這時小孩的媽媽突然對我輕呼:「努努的貓頭鷹阿金呢?我們上次是不是看到阿金飛得很高很高呀!」
我當下突然間想到:「啊!躺在床上的那個孩子,是我曾見過的小朋友,還被我的貓頭鷹玩偶找東西吃的遊戲,逗得哈哈笑。」
當下我的道具包裡沒有把阿金帶著。
腦子一片白,只好回應:「吼喲!阿金真頑皮,不知道飛去哪裡?」
媽媽在小朋友耳邊溫柔地說:「那你一定要在天空把阿金找回來給努努唷!」
(圖為努努與阿金)
成為小丑醫生已經五年之久,因為接觸過不同的人們,自己的心境也有不同的轉變。而讓我轉念的契機,就是我永遠不會忘記的一場歡送會。
「臨終陪伴?」聽到電話另一頭說出了這樣的內容,我在心裡也覆誦了一次。
這是協會詢問我可否接下此次表演任務的通話,他們非常尊重身為紅鼻子醫生的我們,如果覺得心裡尚未準備好,是完全可以拒絕的,我那時沒有多想地一口答應了。秉持著專業,我希望盡可能服務到任何一位小朋友。
來到表演當天,個管師非常有耐心仔細地跟我們說當天流程,我和夥伴們才有了,等等真的要上場的真實感。「小孩已在彌留狀態,今天下午就會進行拔管了。」個管師說道。我們也在表演前知道,他是紅鼻子的小粉絲,因此爸媽希望,我們就像平常的表演那樣互動就好。和夥伴戴上紅鼻子後,我們開始賣力暖身,準備開演。
戴上紅鼻子,小孩就是小孩,眼前的就是一個我想跟他分享這個世界的人。我們用音樂遊行進入了病房。爸爸媽媽跟小丑們親切地打招呼,也跟躺在床上的孩子說:小丑醫生來了!一次來了三個唷!一旁我眼目所及,是一邊隨著我們音樂搖擺,一邊忍不住眼淚的親友。
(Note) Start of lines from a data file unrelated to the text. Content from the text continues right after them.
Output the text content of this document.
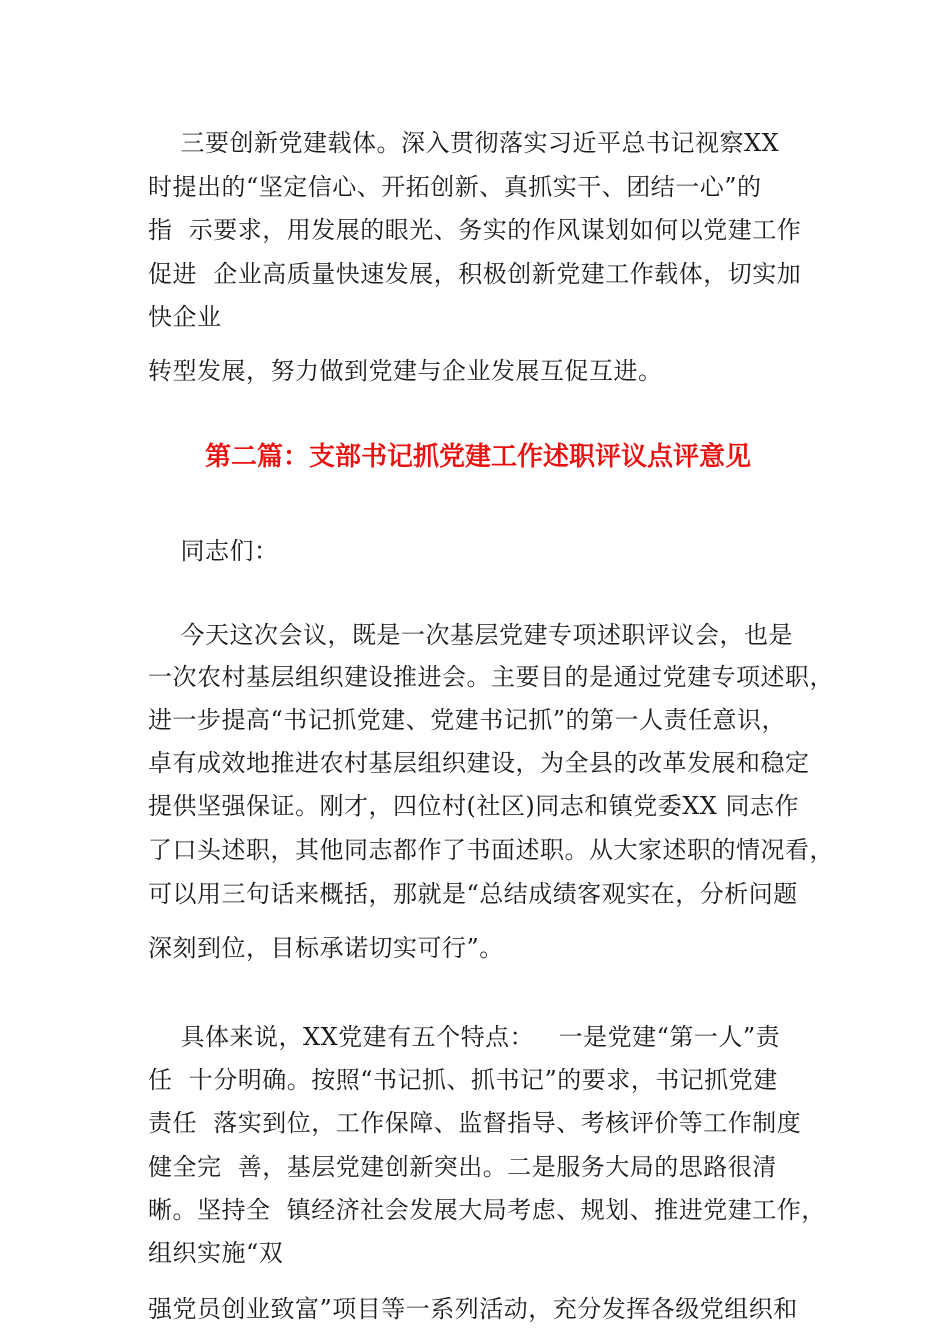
三要创新党建载体。深入贯彻落实习近平总书记视察XX
时提出的“坚定信心、开拓创新、真抓实干、团结一心”的
指  示要求，用发展的眼光、务实的作风谋划如何以党建工作
促进  企业高质量快速发展，积极创新党建工作载体，切实加
快企业
转型发展，努力做到党建与企业发展互促互进。
第二篇：支部书记抓党建工作述职评议点评意见
同志们：
今天这次会议，既是一次基层党建专项述职评议会，也是
一次农村基层组织建设推进会。主要目的是通过党建专项述职，
进一步提高“书记抓党建、党建书记抓”的第一人责任意识，
卓有成效地推进农村基层组织建设，为全县的改革发展和稳定
提供坚强保证。刚才，四位村(社区)同志和镇党委XX 同志作
了口头述职，其他同志都作了书面述职。从大家述职的情况看，
可以用三句话来概括，那就是“总结成绩客观实在，分析问题
深刻到位，目标承诺切实可行”。
具体来说，XX党建有五个特点：   一是党建“第一人”责
任  十分明确。按照“书记抓、抓书记”的要求，书记抓党建
责任  落实到位，工作保障、监督指导、考核评价等工作制度
健全完  善，基层党建创新突出。二是服务大局的思路很清
晰。坚持全  镇经济社会发展大局考虑、规划、推进党建工作，
组织实施“双
强党员创业致富”项目等一系列活动，充分发挥各级党组织和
而大家視線的焦點,就是一個很瘦小的身軀,周圍的禮物卡片早就圍繞在側,小小的身體旁,禮物顯得特別巨大。
這時小孩的媽媽突然對我輕呼:「努努的貓頭鷹阿金呢?我們上次是不是看到阿金飛得很高很高呀!」
我當下突然間想到:「啊!躺在床上的那個孩子,是我曾見過的小朋友,還被我的貓頭鷹玩偶找東西吃的遊戲,逗得哈哈笑。」
當下我的道具包裡沒有把阿金帶著。
腦子一片白,只好回應:「吼喲!阿金真頑皮,不知道飛去哪裡?」
媽媽在小朋友耳邊溫柔地說:「那你一定要在天空把阿金找回來給努努唷!」
我們相視而笑,我很謝謝她拯救了不知如何應答的我。但我看著床上我所回憶起的小朋友時,發現自己害怕這樣就跟他道別了。手中沒有阿金的我,眼淚猛往心頭塞,很苦澀,有著無法排開的懊悔。
我帶著這個糾結就著樣前行又過了一年多,有一次在跟夥伴May接受訪談的空檔,我跟她訴說了這個故事。我說好像心頭有個結,一直覺得很對不起這位小孩和家人,表演當下忍住不哭,覺得實在很懊惱。
May對我說:「眼淚有什麼好忍住的呢?小丑醫生也是人呀,不要忽視當下自己的感受,流淚便是自然的。」
她也回憶在他小丑醫生職涯中,也會有對於道別的害怕。但是後來轉個念想,我們戴上紅鼻子跟大家每一次的相遇,也都盡情地一起玩了,這或許就是最珍惜彼此存在的方式了。
一聽到她的話讓我眼淚差點掉出來,感覺心中的結也鬆開了。
沒錯呀!回顧小丑們跟醫院的大家互動的時光,都是互相真誠的交流,這樣盡情地在當下玩耍,是非常美妙的事情。而也是因為這樣的珍惜,才不捨得告別。
每每想起那一場歡送會,我都會覺得非常榮幸,能以努努的身份,向小丑們的朋友——我的朋友說再見。我會好好在心裡存放他和我一起歡笑的時光,而眼淚嘛,下次想要流下的時候,就讓它自然滑落吧!